#What a 97155 note has to prove

CPT 97155 is commonly used when a qualified clinician delivers adaptive behavior treatment with protocol modification. The note has to show clinical decision-making, not only that a BCBA was present or that direct treatment occurred.

The ABA Coding Coalition's public code summary identifies 97155 as protocol-modification treatment delivered face to face with one patient by a qualified clinician, and it may include simultaneous technician direction. Payer policies still decide authorization limits, concurrent-billing rules, modifiers, and documentation details.

#The 97155 protocol modification template

Use the template as a clinical audit checklist. The key is a clear before-and-after: what the protocol said before the contact, what data or client response triggered review, what changed, and what will be monitored next.

If the note reads like routine direct implementation, it is vulnerable to downcoding. The clinical rationale should be visible enough that a reviewer can distinguish 97155 from 97153 without guessing.

  • Client identifier, service date, setting, provider, start time, end time, and calculated units
  • Baseline or current protocol reviewed
  • Data reviewed: acquisition, behavior, prompt level, treatment integrity, generalization, or caregiver/RBT report
  • Clinical concern, barrier, or decision point identified
  • Specific protocol modification made or maintained with rationale
  • Technician direction, modeling, or feedback provided when applicable
  • Client response to the modified protocol
  • Follow-up data to monitor and next clinical action
  • Provider signature and required agency attestation
97155 notes need to prove clinical decision-making: what data was reviewed, what protocol changed, why it changed, and how the client or technician responded.

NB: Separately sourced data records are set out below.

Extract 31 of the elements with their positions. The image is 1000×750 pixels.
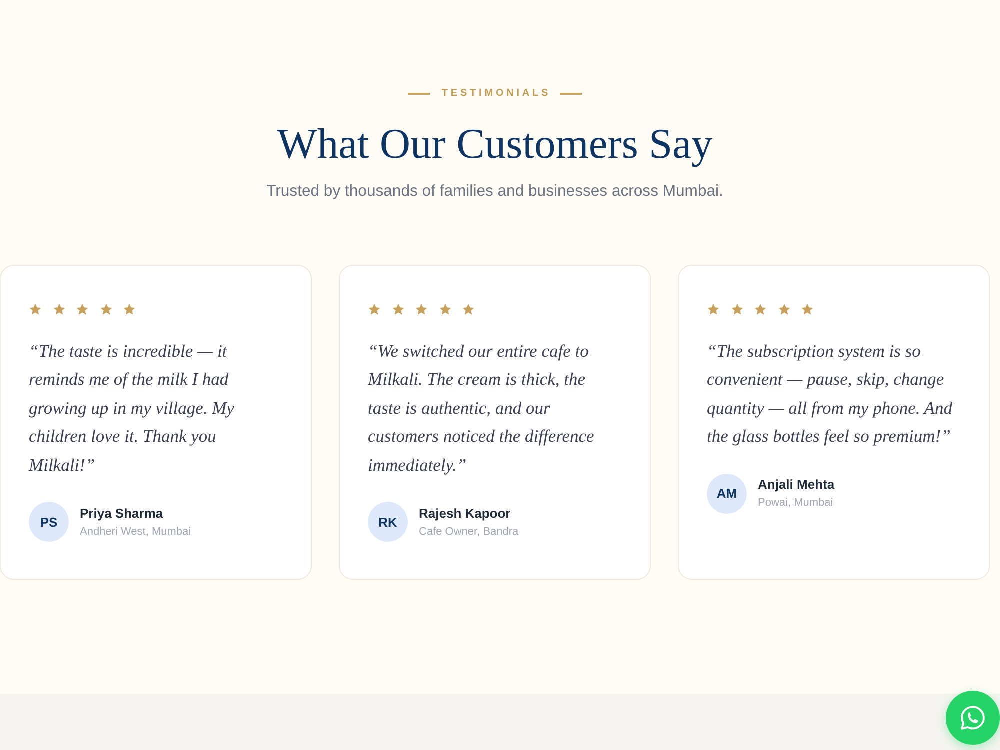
testimonial-quote: “The subscription system is so convenient — pause, skip, change quantity — all from my phone. And the glass bottles feel so premium!” [707, 340, 954, 448]
avatar-initials: AM [707, 474, 747, 514]
star-icon [462, 303, 475, 316]
testimonial-quote: “The taste is incredible — it reminds me of the milk I had growing up in my village. My children love it. Thank you Milkali!” [29, 340, 236, 477]
section-eyebrow: TESTIMONIALS [440, 87, 552, 101]
section-subtitle: Trusted by thousands of families and businesses across Mumbai. [266, 182, 724, 202]
customer-name: Rajesh Kapoor [419, 504, 512, 523]
star-icon [123, 303, 136, 316]
star-icon [730, 303, 744, 316]
phone-chat-icon [959, 704, 987, 732]
star-icon [415, 303, 428, 316]
customer-location: Powai, Mumbai [758, 496, 834, 512]
star-icon [368, 303, 381, 316]
star-icon [801, 303, 814, 316]
avatar-initials: PS [29, 502, 69, 542]
star-icon [76, 303, 89, 316]
star-icon [29, 303, 42, 316]
star-icon [707, 303, 720, 316]
customer-location: Cafe Owner, Bandra [419, 524, 519, 540]
star-icon [438, 303, 452, 316]
star-icon [100, 303, 112, 316]
customer-location: Andheri West, Mumbai [80, 524, 192, 540]
testimonial-quote: “We switched our entire cafe to Milkali. The cream is thick, the taste is authentic, and our customers noticed the difference immediately.” [368, 340, 596, 477]
avatar-initials: RK [368, 502, 408, 542]
customer-name: Priya Sharma [80, 504, 164, 523]
star-icon [392, 303, 404, 316]
star-icon [754, 303, 767, 316]
section-heading: What Our Customers Say [277, 120, 713, 169]
star-icon [52, 303, 66, 316]
customer-name: Anjali Mehta [758, 476, 835, 494]
star-icon [778, 303, 790, 316]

#Example 97155 protocol modification note

Example: BCBA provided 75 minutes of face-to-face protocol modification in the clinic while the RBT implemented direct treatment. BCBA reviewed the prior five sessions of transition-latency data, observed two transition opportunities, and identified that the current 30-second warning was not producing independent transitions from NET to table work.

BCBA modified the transition protocol by adding a visual countdown, changing the prompt hierarchy from repeated verbal prompts to visual plus gestural prompts, and updating the reinforcement schedule for independent transition within 20 seconds. BCBA modeled the revised sequence for the RBT and provided feedback after three implementation opportunities. Client transitioned within 20 seconds on 2 of 3 opportunities after the modification, compared with 0 of 4 opportunities in the prior session. Next step: monitor latency for the next three sessions and review whether the visual countdown should generalize to cleanup routines at home.

#97155 vs 97153 documentation

97153 documentation shows direct treatment by protocol. 97155 documentation shows the qualified clinician's protocol direction or modification. Both can involve client-facing treatment activity, but the evidence in the note is different.

For 97155, document the decision. If a BCBA simply runs targets as written, the note may not support protocol modification. If the BCBA reviews data, changes a prompt sequence, updates mastery criteria, trains the RBT on the modified sequence, or adjusts reinforcement based on response, the note should say exactly that.

  • 97153: treatment targets, procedures implemented, objective client response, and session duration
  • 97155: data reviewed, clinical rationale, protocol change or direction, client response to the change, and follow-up monitoring
  • Mixed-day records: separate the activities, times, and rationale for each code when payer policy allows both

#Common downcoding and denial triggers

The most common 97155 problem is a note that could be mistaken for a 97153 note. A reviewer should not need to infer that modification occurred from the provider credential alone.

Downcoding risk drops when the note names the modified component, ties it to data, and identifies what will be checked next. The note can be concise; it just has to make the clinical decision visible.

  • No before-and-after protocol detail
  • No data, observation, or client response linked to the modification
  • BCBA presence documented but no clinical decision-making shown
  • Technician feedback documented without a treatment-plan or protocol connection
  • 97155 and 97153 time blended together without clear service separation
  • Narrative copied across multiple protocol-modification contacts
  • Units do not reconcile with start and end times

Frequently asked

3 questions
What should a CPT 97155 note include?
A CPT 97155 note should include service date, provider, start and end times, calculated units, data reviewed, the protocol or treatment component reviewed, the clinical rationale, the specific modification or direction provided, client response, follow-up monitoring, and provider signature.
Why does 97155 get downcoded to 97153?
97155 is vulnerable to downcoding when the note describes routine direct treatment but does not show protocol modification, clinical rationale, data review, or technician direction tied to a treatment change.
Can 97155 and 97153 be documented on the same day?
They can appear in the same day record only when payer policy allows it and the documentation clearly separates the services, times, activities, and clinical rationale supporting each code.